The compound watched him differently now.

Not openly. Not with words. But Kael knew.

He felt it in the way conversations tapered off when he passed by. The way two instructors exchanged a glance before allowing him into the training circle. The way he was handed food after the line had ended, no matter when he arrived.

Something had shifted.

And it hadn't shifted in his favor.

Bran left that morning.

So did two others—recruits Kael had trained beside for weeks. Faces he'd bled with, bruised beside, laughed with between mouthfuls of dry bread and curses at Ser Whitmer's lessons.

They were called at dawn. Given equipment. Whispered orders.

A real mission. Their first one.

"Town near the river bend," Bran had told him as they laced up gear in the cold half-light. "Rumors of a Gloam cult taking root. Nothing special. Mostly recon."

Kael forced a nod. "Be careful."

Bran gave him a crooked smile, but his eyes were steady. "You'll get yours soon. Probably something bigger. You're scary now."

Kael didn't answer.
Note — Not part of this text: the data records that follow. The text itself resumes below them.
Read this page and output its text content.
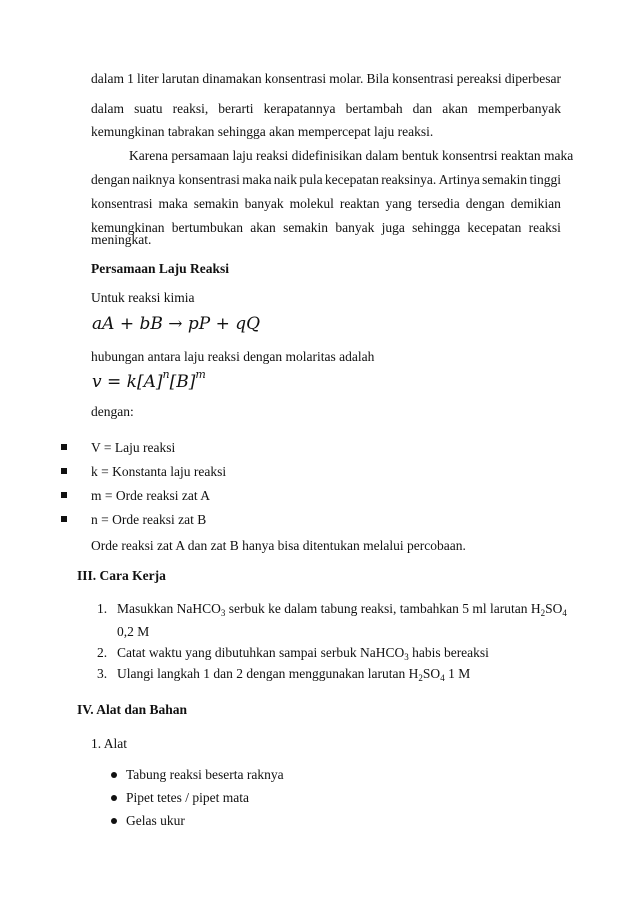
dalam 1 liter larutan dinamakan konsentrasi molar. Bila konsentrasi pereaksi diperbesar
dalam suatu reaksi, berarti kerapatannya bertambah dan akan memperbanyak
kemungkinan tabrakan sehingga akan mempercepat laju reaksi.
Karena persamaan laju reaksi didefinisikan dalam bentuk konsentrsi reaktan maka
dengan naiknya konsentrasi maka naik pula kecepatan reaksinya. Artinya semakin tinggi
konsentrasi maka semakin banyak molekul reaktan yang tersedia dengan demikian
kemungkinan bertumbukan akan semakin banyak juga sehingga kecepatan reaksi
meningkat.
Persamaan Laju Reaksi
Untuk reaksi kimia
aA + bB → pP + qQ
hubungan antara laju reaksi dengan molaritas adalah
$v = k[A]^n[B]^m$
dengan:
V = Laju reaksi
k = Konstanta laju reaksi
m = Orde reaksi zat A
n = Orde reaksi zat B
Orde reaksi zat A dan zat B hanya bisa ditentukan melalui percobaan.
III. Cara Kerja
1. Masukkan NaHCO$_3$ serbuk ke dalam tabung reaksi, tambahkan 5 ml larutan $H_2SO_4$
0,2 M
2. Catat waktu yang dibutuhkan sampai serbuk NaHCO$_3$ habis bereaksi
3. Ulangi langkah 1 dan 2 dengan menggunakan larutan $H_2SO_4$ 1 M
IV. Alat dan Bahan
1. Alat
Tabung reaksi beserta raknya
Pipet tetes / pipet mata
Gelas ukur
Because he wasn't sure.

Not about the mission.

Not about anything.

When the gates closed behind Bran and the others, something inside Kael shut with them.
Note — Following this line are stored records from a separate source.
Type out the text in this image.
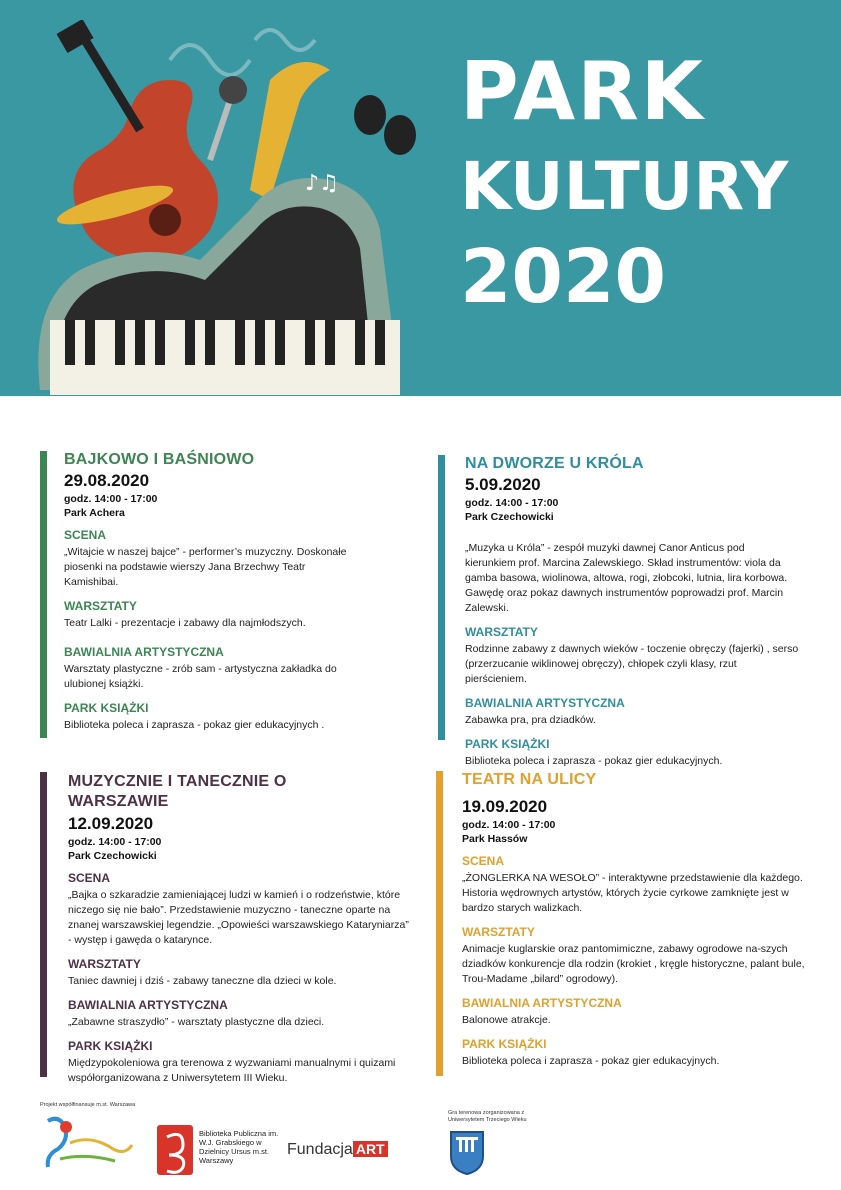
♪♫
PARK
KULTURY
2020
BAJKOWO I BAŚNIOWO
29.08.2020
godz. 14:00 - 17:00
Park Achera
SCENA
„Witajcie w naszej bajce” - performer’s muzyczny. Doskonałe piosenki na podstawie wierszy Jana Brzechwy Teatr Kamishibai.
WARSZTATY
Teatr Lalki - prezentacje i zabawy dla najmłodszych.
BAWIALNIA ARTYSTYCZNA
Warsztaty plastyczne - zrób sam - artystyczna zakładka do ulubionej książki.
PARK KSIĄŻKI
Biblioteka poleca i zaprasza - pokaz gier edukacyjnych .
NA DWORZE U KRÓLA
5.09.2020
godz. 14:00 - 17:00
Park Czechowicki
„Muzyka u Króla” - zespół muzyki dawnej Canor Anticus pod kierunkiem prof. Marcina Zalewskiego. Skład instrumentów: viola da gamba basowa, wiolinowa, altowa, rogi, złobcoki, lutnia, lira korbowa. Gawędę oraz pokaz dawnych instrumentów poprowadzi prof. Marcin Zalewski.
WARSZTATY
Rodzinne zabawy z dawnych wieków - toczenie obręczy (fajerki) , serso (przerzucanie wiklinowej obręczy), chłopek czyli klasy, rzut pierścieniem.
BAWIALNIA ARTYSTYCZNA
Zabawka pra, pra dziadków.
PARK KSIĄŻKI
Biblioteka poleca i zaprasza - pokaz gier edukacyjnych.
MUZYCZNIE I TANECZNIE O WARSZAWIE
12.09.2020
godz. 14:00 - 17:00
Park Czechowicki
SCENA
„Bajka o szkaradzie zamieniającej ludzi w kamień i o rodzeństwie, które niczego się nie bało”. Przedstawienie muzyczno - taneczne oparte na znanej warszawskiej legendzie. „Opowieści warszawskiego Kataryniarza” - występ i gawęda o katarynce.
WARSZTATY
Taniec dawniej i dziś - zabawy taneczne dla dzieci w kole.
BAWIALNIA ARTYSTYCZNA
„Zabawne straszydło” - warsztaty plastyczne dla dzieci.
PARK KSIĄŻKI
Międzypokoleniowa gra terenowa z wyzwaniami manualnymi i quizami współorganizowana z Uniwersytetem III Wieku.
TEATR NA ULICY
19.09.2020
godz. 14:00 - 17:00
Park Hassów
SCENA
„ŻONGLERKA NA WESOŁO” - interaktywne przedstawienie dla każdego. Historia wędrownych artystów, których życie cyrkowe zamknięte jest w bardzo starych walizkach.
WARSZTATY
Animacje kuglarskie oraz pantomimiczne, zabawy ogrodowe na-szych dziadków konkurencje dla rodzin (krokiet , kręgle historyczne, palant bule, Trou-Madame „bilard” ogrodowy).
BAWIALNIA ARTYSTYCZNA
Balonowe atrakcje.
PARK KSIĄŻKI
Biblioteka poleca i zaprasza - pokaz gier edukacyjnych.
Projekt współfinansuje m.st. Warszawa
Biblioteka Publiczna im. W.J. Grabskiego w Dzielnicy Ursus m.st. Warszawy
Fundacja ART
Gra terenowa zorganizowana z Uniwersytetem Trzeciego Wieku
He'd spent weeks trying to climb from the bottom—suffering mockery, training injuries, the whisper of shadow curling in his blood. And now that he'd started winning—now that he'd proved himself useful—the walls closed tighter.

He wasn't given a task that day. No assignments, no instruction.

Instead, a quiet escort of two senior Whisperers—hooded and masked—followed him wherever he walked.

One pretended to be checking runes along the hallway walls.

The other read from a ledger he never flipped.

Kael tried not to react.

He ate in silence. Sat alone in the courtyard beneath the stone serpent statue. Stared into the narrow slits of the training ground gate until dusk bled the sky red.

He tried to ask Whitmer—but the old Whisperer simply met his gaze, held it too long, and said nothing. As if daring Kael to break the silence first.

That night, Tenebris stirred in his dreams.

Not violently.

Just present.

Like fog curling beneath a locked door.

"They fear what you are."

Kael sat upright in the dark, sweating.

His room was quiet. Too quiet.

Even the ward-flame at his bedside burned lower than it should have.

He dressed quickly, muscles still aching from yesterday's duel, and slipped into the silent corridors of the east wing—toward the archive vaults.

The records weren't open to recruits.

But Kael had memorized the patterns of the patrols. The blind spot under the observatory stairs. The loose sigil behind the tapestry of the Nine Oaths that could be nudged with shadow-sense.

He moved quietly. He didn't blink—not here. Not when they might detect it.

He didn't know what he was looking for.

Only that whatever this was—whatever they'd started to suspect—it began long before his duel with Renn. Before Eline's warning. Before the night Tenebris had whispered "mine" inside his soul.

And deep in the quiet hum of the archive vault, between weathered tomes and cracked parchments, Kael found it.

A single page.

Misfiled. Torn.

The title barely legible:

"Of Those Veil-Touched and the Broken Line."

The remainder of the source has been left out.